Jumping off the Cliff of my Understanding
My husband offered me a great opportunity to lead a trip to Israel. I started noticing that I had all my reasons why I could or couldn’t do it, why it would or wouldn’t work.
I innocently got stuck by the illusory walls I held to be true. And then it hit me. “I’m not leaving room for the system to reboot.”
Does it ever seem like you know so clearly what you can and can’t do? What you need and don’t need? What you like and don’t like?
We have these limiting beliefs and then blame them on our past, our personality, the people in our lives. We know these walls so well that we never even bother to question them or revisit them.
For instance: I can’t be vulnerable. I can’t function on less than 8 hours of sleep. I can be friends with her, but I can’t be friends with her. I need to play it safe. I don’t like to step out of my comfort zone or take risks. I love taking risks. I need my space. I can’t handle intimacy. I need intimacy. I need to know how things are going to turn out. I don’t like being afraid. I need to worry to show I care.
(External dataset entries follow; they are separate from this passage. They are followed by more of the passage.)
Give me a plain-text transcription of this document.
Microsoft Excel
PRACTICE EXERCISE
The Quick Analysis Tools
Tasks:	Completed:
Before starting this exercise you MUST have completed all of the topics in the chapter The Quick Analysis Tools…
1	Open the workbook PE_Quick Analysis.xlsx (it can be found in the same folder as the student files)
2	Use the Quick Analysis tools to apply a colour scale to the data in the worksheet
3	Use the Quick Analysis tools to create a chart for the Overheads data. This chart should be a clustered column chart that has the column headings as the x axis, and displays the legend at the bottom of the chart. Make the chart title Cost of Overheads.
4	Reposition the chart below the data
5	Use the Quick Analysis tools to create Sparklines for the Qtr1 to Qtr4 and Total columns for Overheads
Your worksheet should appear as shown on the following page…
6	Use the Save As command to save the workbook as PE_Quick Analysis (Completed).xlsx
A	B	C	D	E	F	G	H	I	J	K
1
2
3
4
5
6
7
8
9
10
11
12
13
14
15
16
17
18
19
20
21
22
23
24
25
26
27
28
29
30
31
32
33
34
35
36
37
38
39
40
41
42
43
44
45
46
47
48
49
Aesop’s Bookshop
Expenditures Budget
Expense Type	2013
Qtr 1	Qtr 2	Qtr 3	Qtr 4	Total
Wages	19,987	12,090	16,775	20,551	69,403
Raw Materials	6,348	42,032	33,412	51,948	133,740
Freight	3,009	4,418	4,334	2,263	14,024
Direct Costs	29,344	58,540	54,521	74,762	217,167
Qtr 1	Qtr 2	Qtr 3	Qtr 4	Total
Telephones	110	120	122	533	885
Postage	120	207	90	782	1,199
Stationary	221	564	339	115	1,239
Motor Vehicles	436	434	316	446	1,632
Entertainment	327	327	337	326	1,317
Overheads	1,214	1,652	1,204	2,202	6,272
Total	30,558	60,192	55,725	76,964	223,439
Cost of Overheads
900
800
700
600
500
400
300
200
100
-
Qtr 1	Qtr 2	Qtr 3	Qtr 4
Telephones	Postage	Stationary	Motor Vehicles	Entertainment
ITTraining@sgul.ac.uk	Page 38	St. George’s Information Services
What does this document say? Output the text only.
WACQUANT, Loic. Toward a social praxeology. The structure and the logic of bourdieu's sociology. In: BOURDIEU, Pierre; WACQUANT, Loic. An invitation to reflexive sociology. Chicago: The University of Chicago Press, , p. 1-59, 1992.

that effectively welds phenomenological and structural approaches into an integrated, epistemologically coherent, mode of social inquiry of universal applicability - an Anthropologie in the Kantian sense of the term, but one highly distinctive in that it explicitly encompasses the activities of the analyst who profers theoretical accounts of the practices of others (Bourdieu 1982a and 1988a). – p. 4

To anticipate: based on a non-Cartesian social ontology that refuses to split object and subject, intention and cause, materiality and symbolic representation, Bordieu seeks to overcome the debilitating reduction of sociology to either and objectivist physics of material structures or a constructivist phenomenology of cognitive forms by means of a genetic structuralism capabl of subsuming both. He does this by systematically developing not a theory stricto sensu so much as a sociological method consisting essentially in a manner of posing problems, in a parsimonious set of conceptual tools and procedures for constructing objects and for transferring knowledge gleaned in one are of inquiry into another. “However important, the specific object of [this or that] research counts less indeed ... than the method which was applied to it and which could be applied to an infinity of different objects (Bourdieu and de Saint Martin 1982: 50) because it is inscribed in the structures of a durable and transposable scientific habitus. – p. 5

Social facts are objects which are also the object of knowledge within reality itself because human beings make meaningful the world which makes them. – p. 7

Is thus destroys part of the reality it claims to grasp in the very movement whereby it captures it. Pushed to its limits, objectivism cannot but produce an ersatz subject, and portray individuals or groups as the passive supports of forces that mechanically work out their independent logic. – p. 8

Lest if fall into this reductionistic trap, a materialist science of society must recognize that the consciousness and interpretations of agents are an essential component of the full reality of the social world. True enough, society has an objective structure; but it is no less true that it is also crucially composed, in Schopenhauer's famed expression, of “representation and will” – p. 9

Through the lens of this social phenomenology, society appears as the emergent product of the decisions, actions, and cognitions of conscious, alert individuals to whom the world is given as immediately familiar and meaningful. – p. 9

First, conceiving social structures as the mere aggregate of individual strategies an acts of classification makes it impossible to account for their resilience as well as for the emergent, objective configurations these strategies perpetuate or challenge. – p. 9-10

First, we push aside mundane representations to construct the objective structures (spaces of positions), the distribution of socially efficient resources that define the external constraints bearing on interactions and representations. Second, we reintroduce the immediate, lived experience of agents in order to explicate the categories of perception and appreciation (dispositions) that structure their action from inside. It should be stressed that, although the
Jumping off the cliff of my understanding this week meant: Leaving space for reflection. Giving the system room to reboot. Being willing to let go of what I “know” I can and can’t do. Being open to see something beyond my self-created walls.
There is another dimension beyond what I know, beyond what I think or believe about myself or others. This deeper Divine dimension is where the truth lies, where potential is limitless, where possibilities abound.
As I was sitting in this space, I saw clearly how I create my own limitations and I don’t have to bound by them. I decided to accept the position to lead the trip. If conflicting thoughts pass my mind from here on out, I am giving myself permission to feel them and let them pass.
G-d in His great wisdom gifts us with new ideas and fresh thoughts moment to moment. Am I willing to take the leap?